- Born: Tariq Alam Abro 10 April 1958 Qambar, Sindh
- Died: 11 June 2011 (aged 53)
- Education: Master of Arts University of Sindh
- Occupation: Writer
- Spouse: Razia Tariq
- Children: Halar Tariq (1989) Lahoot Tariq (1991)
- Writing career
- Period: 1958-2011

= Tariq Alam Abro =

Tariq Alam Abro (طارق عالم ابڙو) was a Sindhi novelist, short story author and playwright. He was born on 10 April 1958, in Qambar, Sindh. According to Rasool Bux Dars, he was one of the three greatest living Sindhi poets at the time of his death.
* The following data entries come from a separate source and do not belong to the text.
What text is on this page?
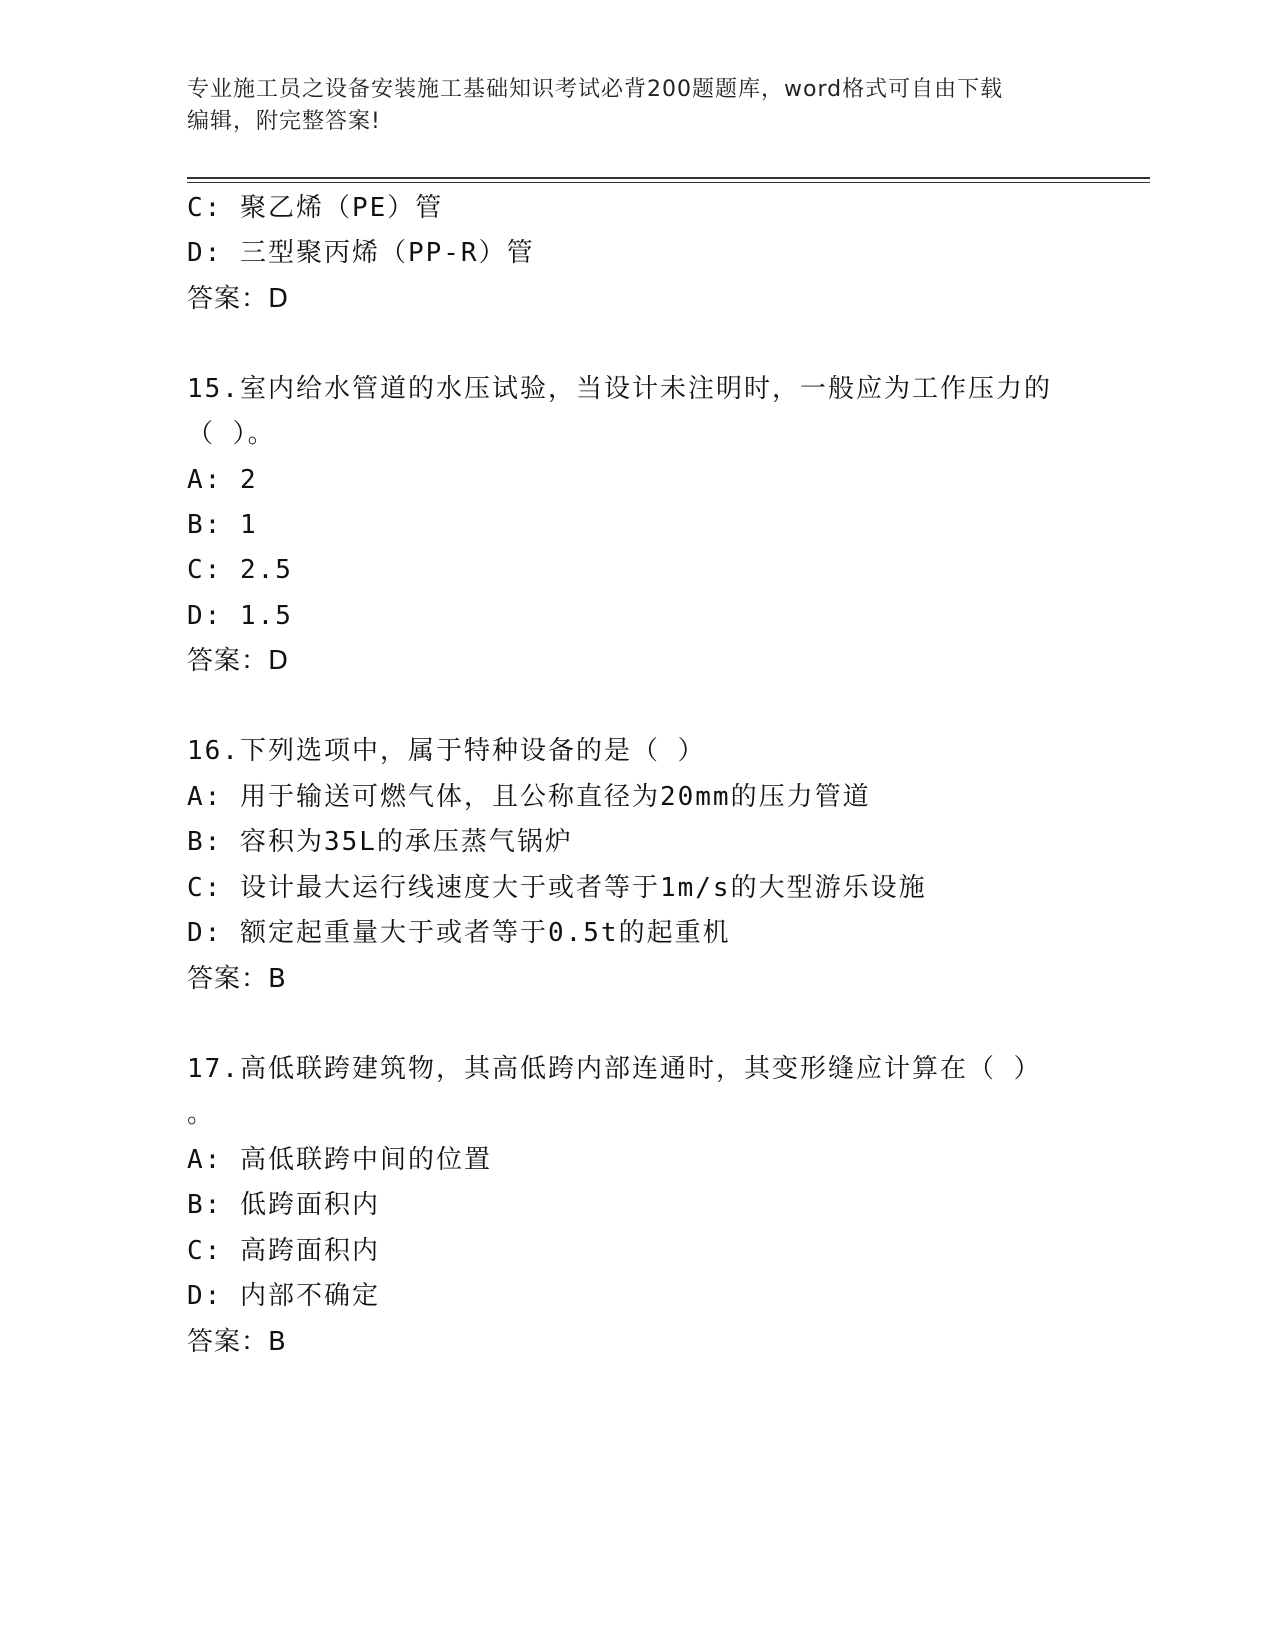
专业施工员之设备安装施工基础知识考试必背200题题库，word格式可自由下载
编辑，附完整答案!
C: 聚乙烯（PE）管
D: 三型聚丙烯（PP-R）管
答案：D
15.室内给水管道的水压试验，当设计未注明时，一般应为工作压力的
（ ）。
A: 2
B: 1
C: 2.5
D: 1.5
答案：D
16.下列选项中，属于特种设备的是（ ）
A: 用于输送可燃气体，且公称直径为20mm的压力管道
B: 容积为35L的承压蒸气锅炉
C: 设计最大运行线速度大于或者等于1m/s的大型游乐设施
D: 额定起重量大于或者等于0.5t的起重机
答案：B
17.高低联跨建筑物，其高低跨内部连通时，其变形缝应计算在（ ）
。
A: 高低联跨中间的位置
B: 低跨面积内
C: 高跨面积内
D: 内部不确定
答案：B
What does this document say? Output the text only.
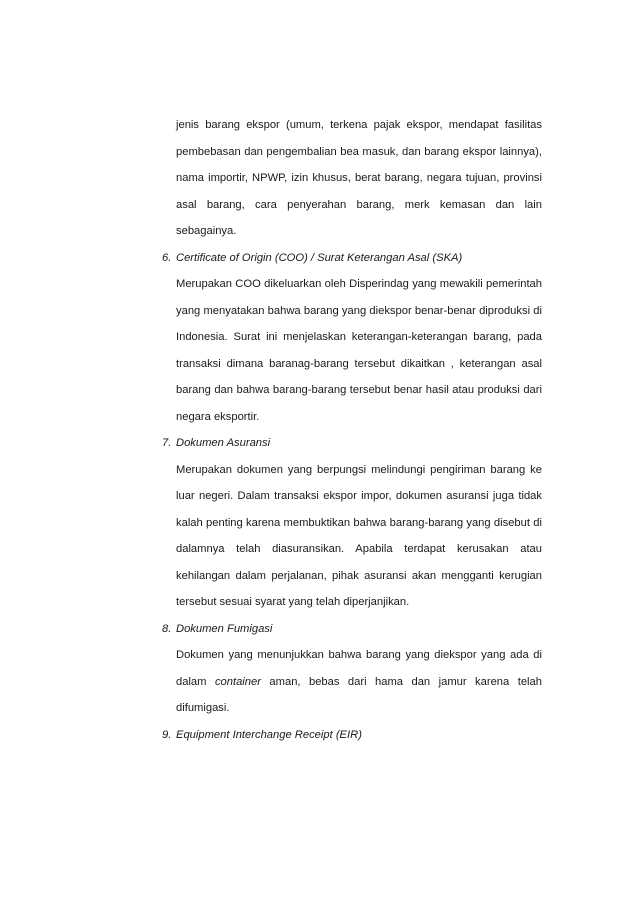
jenis barang ekspor (umum, terkena pajak ekspor, mendapat fasilitas pembebasan dan pengembalian bea masuk, dan barang ekspor lainnya), nama importir, NPWP, izin khusus, berat barang, negara tujuan, provinsi asal barang, cara penyerahan barang, merk kemasan dan lain sebagainya.

6. Certificate of Origin (COO) / Surat Keterangan Asal (SKA)

Merupakan COO dikeluarkan oleh Disperindag yang mewakili pemerintah yang menyatakan bahwa barang yang diekspor benar-benar diproduksi di Indonesia. Surat ini menjelaskan keterangan-keterangan barang, pada transaksi dimana baranag-barang tersebut dikaitkan , keterangan asal barang dan bahwa barang-barang tersebut benar hasil atau produksi dari negara eksportir.

7. Dokumen Asuransi

Merupakan dokumen yang berpungsi melindungi pengiriman barang ke luar negeri. Dalam transaksi ekspor impor, dokumen asuransi juga tidak kalah penting karena membuktikan bahwa barang-barang yang disebut di dalamnya telah diasuransikan. Apabila terdapat kerusakan atau kehilangan dalam perjalanan, pihak asuransi akan mengganti kerugian tersebut sesuai syarat yang telah diperjanjikan.

8. Dokumen Fumigasi

Dokumen yang menunjukkan bahwa barang yang diekspor yang ada di dalam container aman, bebas dari hama dan jamur karena telah difumigasi.

9. Equipment Interchange Receipt (EIR)
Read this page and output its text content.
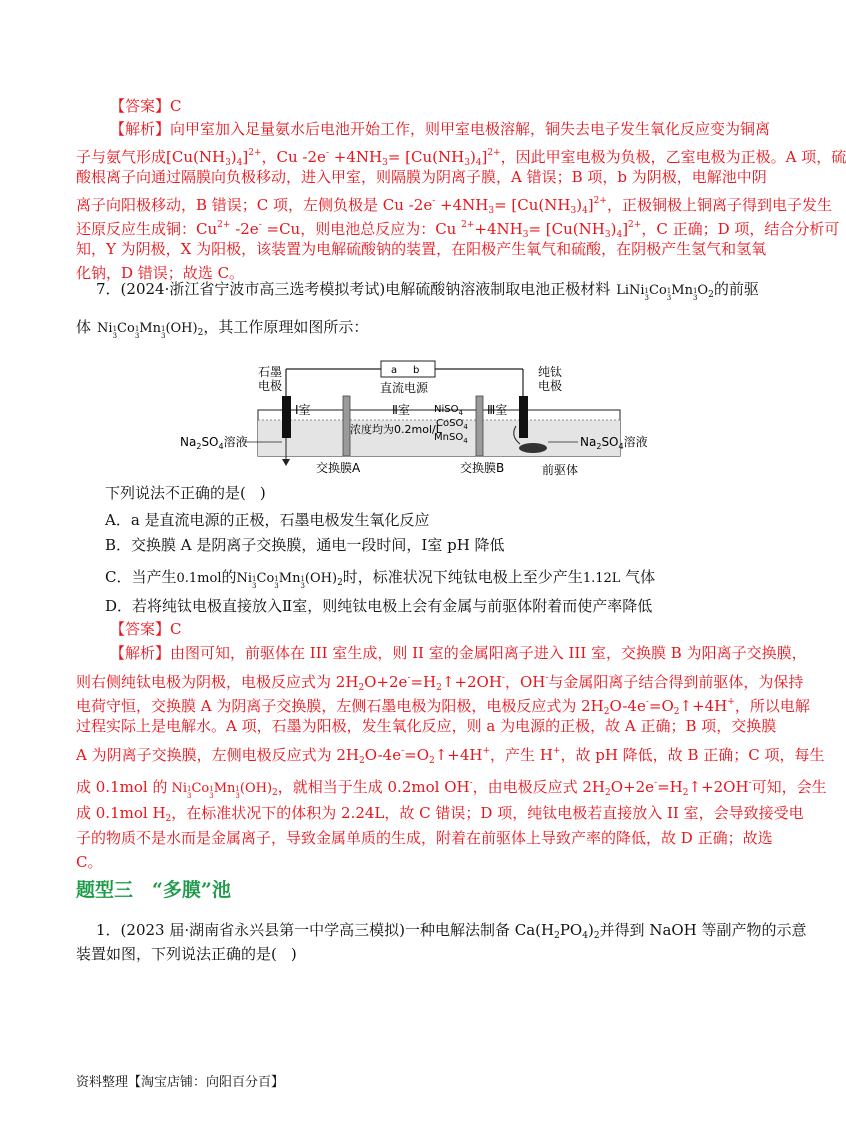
【答案】C
【解析】向甲室加入足量氨水后电池开始工作，则甲室电极溶解，铜失去电子发生氧化反应变为铜离
子与氨气形成$[Cu(NH_3)_4]^{2+}$，Cu $-2e^- +4NH_3= [Cu(NH_3)_4]^{2+}$，因此甲室电极为负极，乙室电极为正极。A 项，硫
酸根离子向通过隔膜向负极移动，进入甲室，则隔膜为阴离子膜，A 错误；B 项，b 为阴极，电解池中阴
离子向阳极移动，B 错误；C 项，左侧负极是 Cu $-2e^- +4NH_3= [Cu(NH_3)_4]^{2+}$，正极铜极上铜离子得到电子发生
还原反应生成铜：$Cu^{2+}$ -2e- =Cu，则电池总反应为：Cu $^{2+}+4NH_3= [Cu(NH_3)_4]^{2+}$，C 正确；D 项，结合分析可
知，Y 为阴极，X 为阳极，该装置为电解硫酸钠的装置，在阳极产生氧气和硫酸，在阴极产生氢气和氢氧
化钠，D 错误；故选 C。
7．(2024·浙江省宁波市高三选考模拟考试)电解硫酸钠溶液制取电池正极材料 LiNi1
3Co1
3Mn1
$3O_2$的前驱
体 Ni1
3Co1
3Mn1
$3(OH)_2$，其工作原理如图所示：
a b
直流电源
石墨
电极
纯钛
电极
Ⅰ室	Ⅱ室	Ⅲ室
浓度均为0.2mol/L
NiSO$_4$
CoSO$_4$
MnSO$_4$
$Na_2SO_4$溶液	$Na_2SO_4$溶液
交换膜A	交换膜B	前驱体
下列说法不正确的是( )
A．a 是直流电源的正极，石墨电极发生氧化反应
B．交换膜 A 是阴离子交换膜，通电一段时间，Ⅰ室 pH 降低
C．当产生0.1mol的Ni1
3Co1
3Mn1
$3(OH)_2$时，标准状况下纯钛电极上至少产生1.12L 气体
D．若将纯钛电极直接放入Ⅱ室，则纯钛电极上会有金属与前驱体附着而使产率降低
【答案】C
【解析】由图可知，前驱体在 III 室生成，则 II 室的金属阳离子进入 III 室，交换膜 B 为阳离子交换膜，
则右侧纯钛电极为阴极，电极反应式为 $2H_2O+2e^-=H_2↑+2OH^-$，OH-与金属阳离子结合得到前驱体，为保持
电荷守恒，交换膜 A 为阴离子交换膜，左侧石墨电极为阳极，电极反应式为 $2H_2O-4e^-=O_2↑+4H^+$，所以电解
过程实际上是电解水。A 项，石墨为阳极，发生氧化反应，则 a 为电源的正极，故 A 正确；B 项，交换膜
A 为阴离子交换膜，左侧电极反应式为 $2H_2O-4e^-=O_2↑+4H^+$，产生 H+，故 pH 降低，故 B 正确；C 项，每生
成 0.1mol 的 Ni1
3Co1
3Mn1
$3(OH)_2$，就相当于生成 0.2mol OH-，由电极反应式 $2H_2O+2e^-=H_2↑+2OH^-$可知，会生
成 0.1mol $H_2$，在标准状况下的体积为 2.24L，故 C 错误；D 项，纯钛电极若直接放入 II 室，会导致接受电
子的物质不是水而是金属离子，导致金属单质的生成，附着在前驱体上导致产率的降低，故 D 正确；故选
C。
题型三　“多膜”池
1．(2023 届·湖南省永兴县第一中学高三模拟)一种电解法制备 $Ca(H_2PO_4)_2$并得到 NaOH 等副产物的示意
装置如图，下列说法正确的是( )
资料整理【淘宝店铺：向阳百分百】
He died on 11 June 2011, due to kidney and liver failures.

==Education==
Tariq Alam had passed primary education from Jamshoro in 1965, Matriculation from Jama-e-Arabia Hyderabad, Intermediate from Sachal Sarmast College Hyderabad and MA from University of Sindh in 1993 as external student.

==Professional career==
While he was studying he served as telephone attendant and then Seminar Incharge in Department of Sociology, University of Sindh about one year. In 1989 he was appointed in Sindhi Adabi Board as Sub Editor of quarterly Mehran. He worked as secretary of the board for limited time. Later on he had also worked as editor of "Gul Phul" a monthly magazine for children.

==Publications==
Along with hundreds articles on literature which were published in Sindhi newspapers Tariq Alam had some books on his credit. Here is list of his published books. Government of Sindh has promised that it will publish all unpublished material of Tariq Alam very soon.
- Rat Sant in Sochoon (Night, Silence & thinkings) (رات سانت ۽ سوچون) Short stories (1979)
- Rahji Wiyal Manzar (Missed vision) (رهجي ويل منظر) Novel (1984)
- Moran ucha gath (high necks of peacocks) (مورن اوچا ڳاٽ) Poetry (1992)
- Sunjanap jy gola men (In search of identity) (سڃاڻپ جي ڳولا ۾) Short stories (1998)
- London tuhinja keda roop (O London how many your faces are) (لنڊن تنهنجي ڪيڏا روپ) Travelogue (1998)

==Death==
He died on 11 June 2011 at 9pm due to liver and kidney failure.